How effective are campus movements in stemming the onslaught of government policies that are antithetical to students’ interests?

Campus movements may be addressing specific campus-related issues. But, actually, they are voices against the established order when it goes awry. Given that democratic processes are being blatantly subverted, while institutions that are meant to protect these are under siege, and much of the media have been bought over and silenced, it appears that we are in for a fairly long period of protest and resistance. When the opposition fails to protest either inside legislative spaces or outside, the action then shifts naturally to the spheres of culture and micropolitical and social movements, including campus movements.

Discontent in society also finds expression in campus movements. Since students are disengaged from the established order and are not (yet) in its power relationships, they have relatively little to lose in mounting and sustaining resistance against the establishment. More than other constituents of a university community, students are likely to take up the cudgels on these issues and sustain the momentum of resistance and protest. In fact, we are witnessing signs of this already in various parts of the country. There are only limited institutional spaces left with the vibrancy and dynamism needed to exert a corrective influence on the larger society. The university is one such. It is important to protect the integrity of these spaces. My sense is that it is the student community that is likely to be the major protagonist in this struggle.
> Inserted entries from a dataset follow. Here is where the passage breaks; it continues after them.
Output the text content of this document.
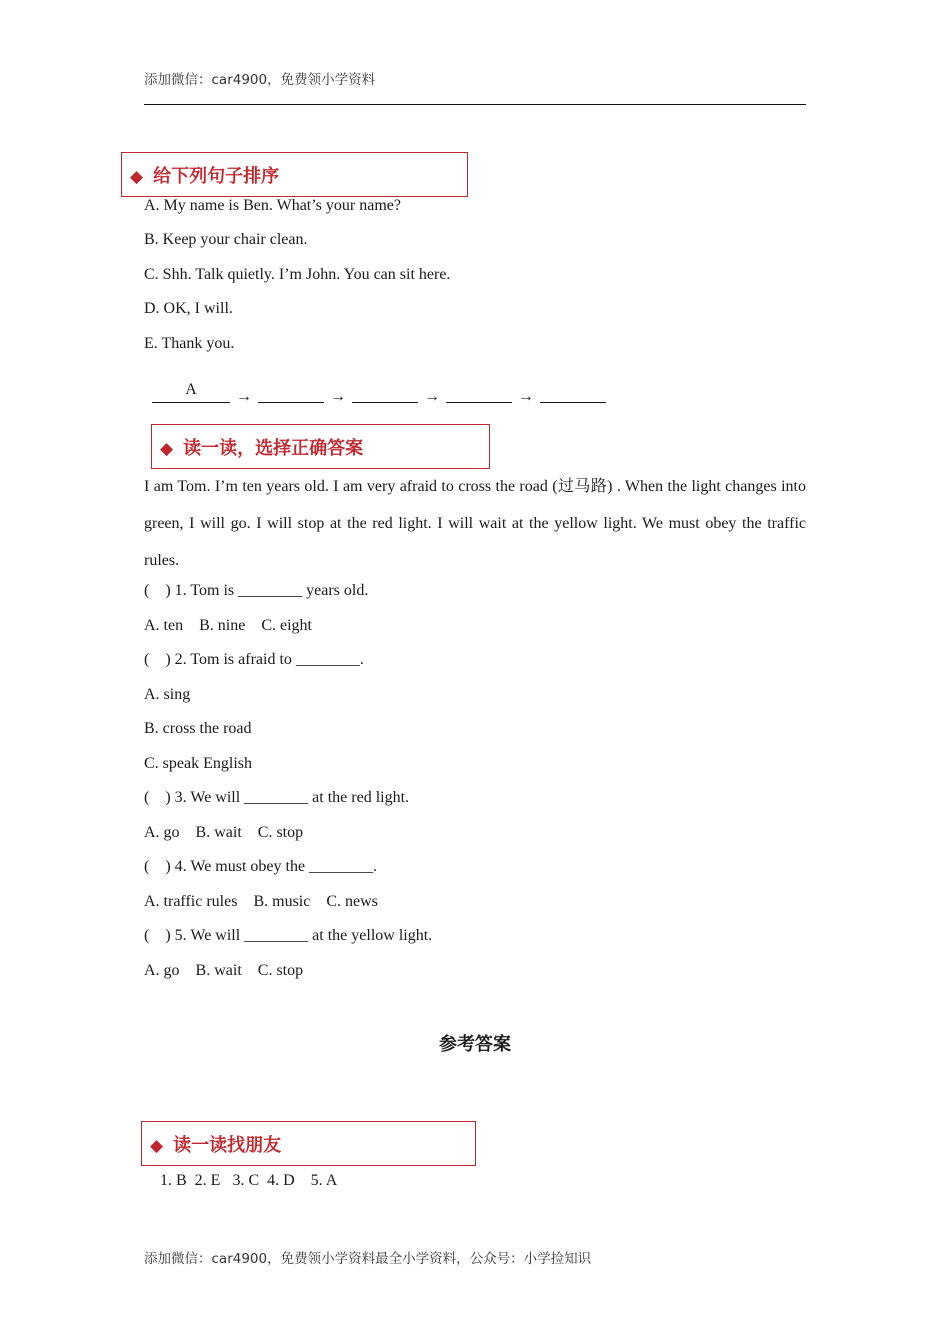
添加微信：car4900，免费领小学资料
◆ 给下列句子排序
A. My name is Ben. What’s your name?
B. Keep your chair clean.
C. Shh. Talk quietly. I’m John. You can sit here.
D. OK, I will.
E. Thank you.

A	→	→	→	→

◆ 读一读，选择正确答案
I am Tom. I’m ten years old. I am very afraid to cross the road (过马路) . When the light changes into green, I will go. I will stop at the red light. I will wait at the yellow light. We must obey the traffic rules.
(    ) 1. Tom is ________ years old.
A. ten    B. nine    C. eight
(    ) 2. Tom is afraid to ________.
A. sing
B. cross the road
C. speak English
(    ) 3. We will ________ at the red light.
A. go    B. wait    C. stop
(    ) 4. We must obey the ________.
A. traffic rules    B. music    C. news
(    ) 5. We will ________ at the yellow light.
A. go    B. wait    C. stop
参考答案
◆ 读一读找朋友
1. B  2. E   3. C  4. D    5. A
添加微信：car4900，免费领小学资料最全小学资料，公众号：小学捡知识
One thing that is worrying me, though, is the factions and fissures within the student community. Perhaps the time has come for students to understand the big picture of our sociopolitical circumstances and the historic role that they are poised to play in influencing and shaping it, because theirs is the highest stake in the future of our democracy.

What will be the fallout of this prolonged struggle?

No democratic state can sustain beyond a point its war with its own institutions of learning. It will be like the body being at war with its brain and its soul. The state will lose its legitimacy if it alienates intellectuals and creative people. There may be attempts, for myopic reasons, to suppress and control institutions of learning and their capacity for independent thinking and creativity. But beyond brief periods of possible despondency and lull, the intellectual and creative spirit of a country like ours cannot be thwarted. It will rise again like a phoenix.